Black Beans and Rice
- 1 onion, sauteed (cook a whole bag and freeze the extra)
- 1 green bell pepper, sauteed (from freezer)
- 2 cups black beans* (from freezer) or 1 can black beans, drained and rinsed
- 2 cloves garlic, minced
- 1 cup salsa
- salt and pepper
- white or brown* rice (enough for your family)
Combine all ingredients except rice in a skillet. Cover and let simmer while preparing rice. Add water if necessary. Serve beans over rice when rice is ready.
Corn (or leftover Corn Casserole)
Salad (from last night)
Thursday Recipes
Notes for Thursday:
- You can double the quiche recipe and freeze a batch in a dated freezer bag if you wish.
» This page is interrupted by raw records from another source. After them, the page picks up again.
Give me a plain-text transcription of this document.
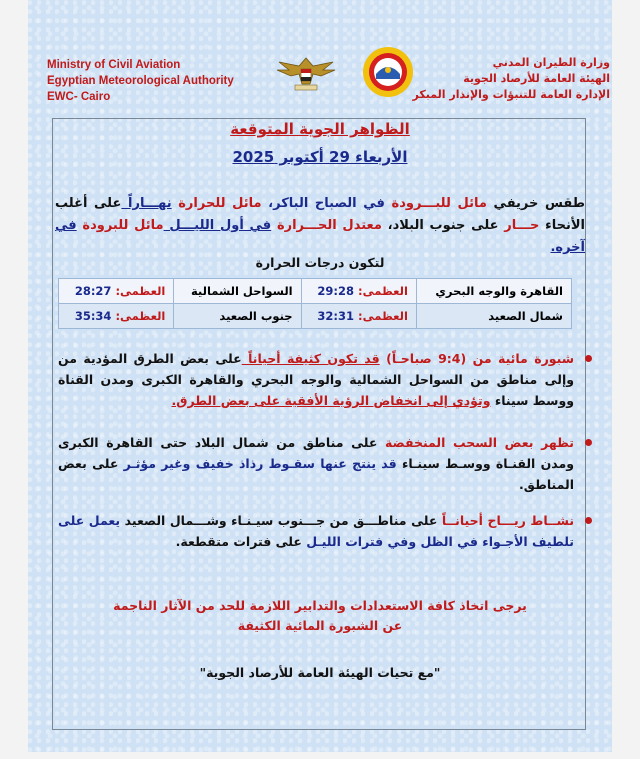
Ministry of Civil Aviation
Egyptian Meteorological Authority
EWC- Cairo
وزارة الطيران المدني
الهيئة العامة للأرصاد الجوية
الإدارة العامة للتنبؤات والإنذار المبكر
الظواهر الجوية المتوقعة
الأربعاء 29 أكتوبر 2025
طقس خريفي مائل للبـــرودة في الصباح الباكر، مائل للحرارة نهـــاراً على أغلب الأنحاء حـــار على جنوب البلاد، معتدل الحـــرارة في أول الليـــل مائل للبرودة في آخره.
لتكون درجات الحرارة
القاهرة والوجه البحري	العظمى: 29:28	السواحل الشمالية	العظمى: 28:27
شمال الصعيد	العظمى: 32:31	جنوب الصعيد	العظمى: 35:34
شبورة مائية من (9:4 صباحـاً) قد تكون كثيفة أحياناً على بعض الطرق المؤدية من وإلى مناطق من السواحل الشمالية والوجه البحري والقاهرة الكبرى ومدن القناة ووسط سيناء وتؤدي إلى انخفاض الرؤية الأفقية على بعض الطرق.
تظهر بعض السحب المنخفضة على مناطق من شمال البلاد حتى القاهرة الكبرى ومدن القنـاة ووسـط سينـاء قد ينتج عنها سقـوط رذاذ خفيف وغير مؤثـر على بعض المناطق.
نشــاط ريـــاح أحيانــاً على مناطـــق من جـــنوب سيـنـاء وشـــمال الصعيد يعمل على تلطيف الأجـواء في الظل وفي فترات الليـل على فترات متقطعة.
يرجى اتخاذ كافة الاستعدادات والتدابير اللازمة للحد من الآثار الناجمة
عن الشبورة المائية الكثيفة
"مع تحيات الهيئة العامة للأرصاد الجوية"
- We will make a double recipe of biscuits and individually freeze half for later use.
Crustless quiche
- 5 eggs
- 1/4 cup flour
- 1/2 tsp. salt
- 1/2 tsp. baking powder
- 1/2 stick melted butter
- 1 cup cottage cheese
- 1/2 lb. grated cheddar cheese
Combine all ingredients and pour into a well-greased 9x9 pan. Bake at 400° for 15 minutes. Reduce to 350° and cook for 30-40 more minutes.
Sausage patties or links
I like the Brown and Serve kind because I know they are cooked all the way through so I don't have to cremate them to be sure they are done.
Buttermilk biscuits
- 4 cups self-rising flour
- 1/2 cup butter
- 1-1/2 cups buttermilk
Combine flour and butter, cutting with a fork. Stir in buttermilk. Add more flour if too wet, more buttermilk if too dry. When dough is rolling consistency, knead a few times and turn out onto a floured surface. Roll out and cut with a biscuit cutter or upside down glass. Bake half of the biscuits on cookie sheet at 475° until brown. Place the other half of the biscuits on a cookie sheet or other flat pan and put in the freezer until frozen. Before going to bed or early the next morning, bag the biscuits in a dated freezer bag for later use. Follow the same cooking instructions. If cooking thawed biscuits, follow normal cooking instructions. To cook frozen biscuits, extend cooking time. Serve hot biscuits with butter and jelly.
Fruit of your choice
Friday Recipes
Notes for Friday:
- Use leftover roast and gravy from Tuesday for this meal.
Hot Roast Beef Sandwiches
Slice leftover roast beef thinly and heat. Place roast beef slices on top of bread and cover with hot gravy before serving.
Mashed Potatoes
- 6 potatoes
- 4 Tbsp. butter
- 1 cup sour cream
- 3 oz. cream cheese
- milk
- Adobo seasoning to taste
Peel potatoes and quarter. Boil in enough water to cover potatoes until potatoes are tender. Drain. Mix all ingredients except milk and mash with a potato masher or large fork. Add enough milk to make potatoes creamy. If you like very creamy mashed potatoes you can use a mixer to get a good whipped consistency. If you like lumpy potatoes, I recommend using a fork or potato masher to maintain a more solid consistency. If you want a healthier version, omit sour cream and cheese, mix with skim milk and add butter buds for flavor. Serve with butter or gravy.
Broccoli
* Indicates that of the options listed, this item is the one on the grocery list.